Nessuna vita umana, per precaria, difficile e dolorosa che sia, può essere parificata a quella di un vegetale. Solo al suo collega Claudio Imprudente, giornalista, scrittore e persona con gravissima disabilità, è lecito paragonare frequentemente la propria “a quella di un geranio”, ma la sua è opera di alta autoironia.

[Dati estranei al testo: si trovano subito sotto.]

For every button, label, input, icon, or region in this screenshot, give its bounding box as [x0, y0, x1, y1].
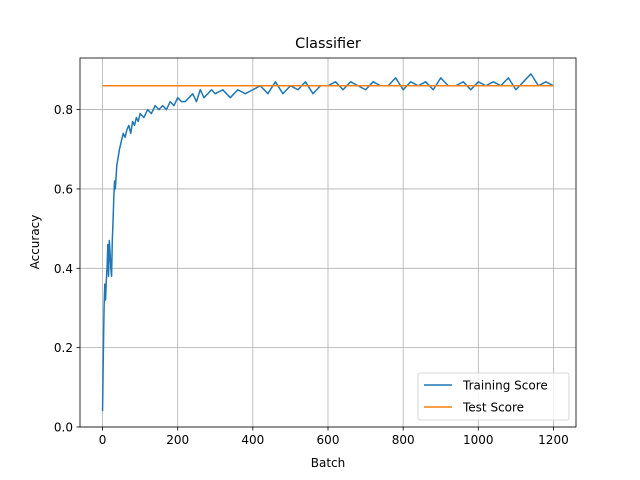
series-line-training-score: [101, 73, 554, 412]
y-tick-label: 0.8: [54, 103, 73, 117]
y-tick-label: 0.6: [54, 182, 73, 196]
legend: Training Score Test Score: [417, 372, 570, 421]
legend-label-test-score: Test Score: [462, 401, 524, 415]
x-tick-label: 800: [392, 433, 415, 447]
x-tick-label: 200: [166, 433, 189, 447]
legend-box: [417, 372, 570, 421]
grid-lines: [80, 58, 576, 428]
axis-ticks: 0 200 400 600 800 1000 1200 0.0 0.2 0.4 0.6 0.8: [54, 103, 569, 447]
x-tick-label: 400: [241, 433, 264, 447]
plot-series: [101, 73, 554, 412]
x-tick-label: 1000: [463, 433, 494, 447]
x-tick-label: 0: [99, 433, 107, 447]
y-axis-label: Accuracy: [28, 215, 42, 270]
x-axis-label: Batch: [311, 456, 346, 470]
x-tick-label: 600: [317, 433, 340, 447]
y-tick-label: 0.4: [54, 262, 73, 276]
legend-label-training-score: Training Score: [462, 379, 548, 393]
chart-title: Classifier: [295, 36, 361, 52]
y-tick-label: 0.2: [54, 341, 73, 355]
y-tick-label: 0.0: [54, 421, 73, 435]
x-tick-label: 1200: [538, 433, 569, 447]
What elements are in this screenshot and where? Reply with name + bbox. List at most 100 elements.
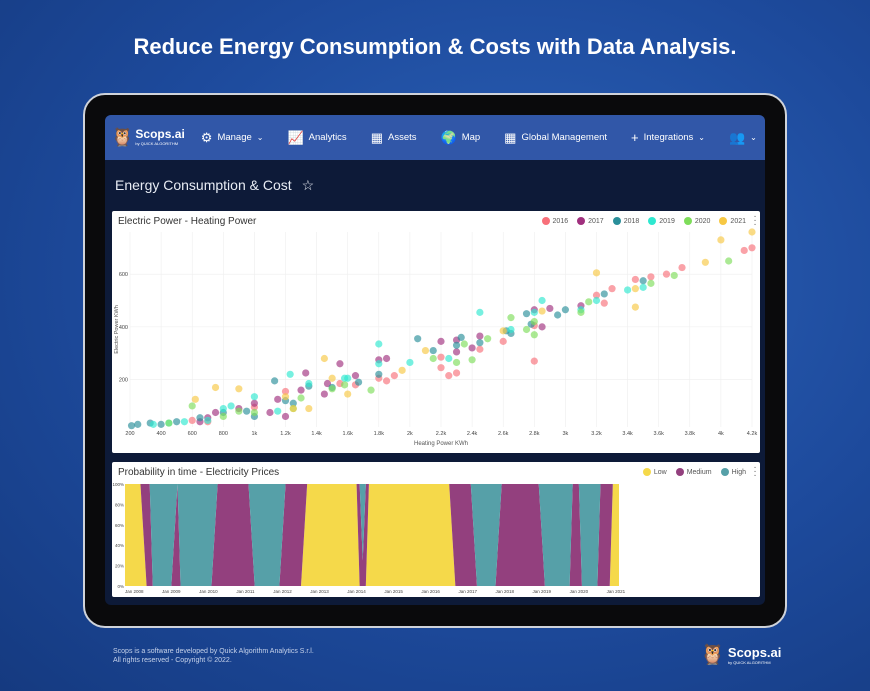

I nostri ragazzi e le nostre ragazze che conducono un’esistenza non dissimile da quella di Salvatore sono, come tutti gli esseri umani, a volte persino soddisfatti di alcuni momenti della loro vita, soprattutto quando si sentono, oltre che amati, parte della società. Non sono vegetali o semivegetali perché vivono un’esistenza biologicamente diversa: pensano, gioiscono o soffrono, comunicano, reagiscono  in maniera differenziata a stimoli esterni. Molti di loro – benché gravissimi – viaggiano, vanno a scuola o all’università, scrivono, leggono e – se i loro genitori hanno abbastanza energie, danaro e inventiva – conducono una vita più piena di quella di molte persone senza disabilità.
Quanto detto senza rancore, solo per amore di verità e dei nostri figli».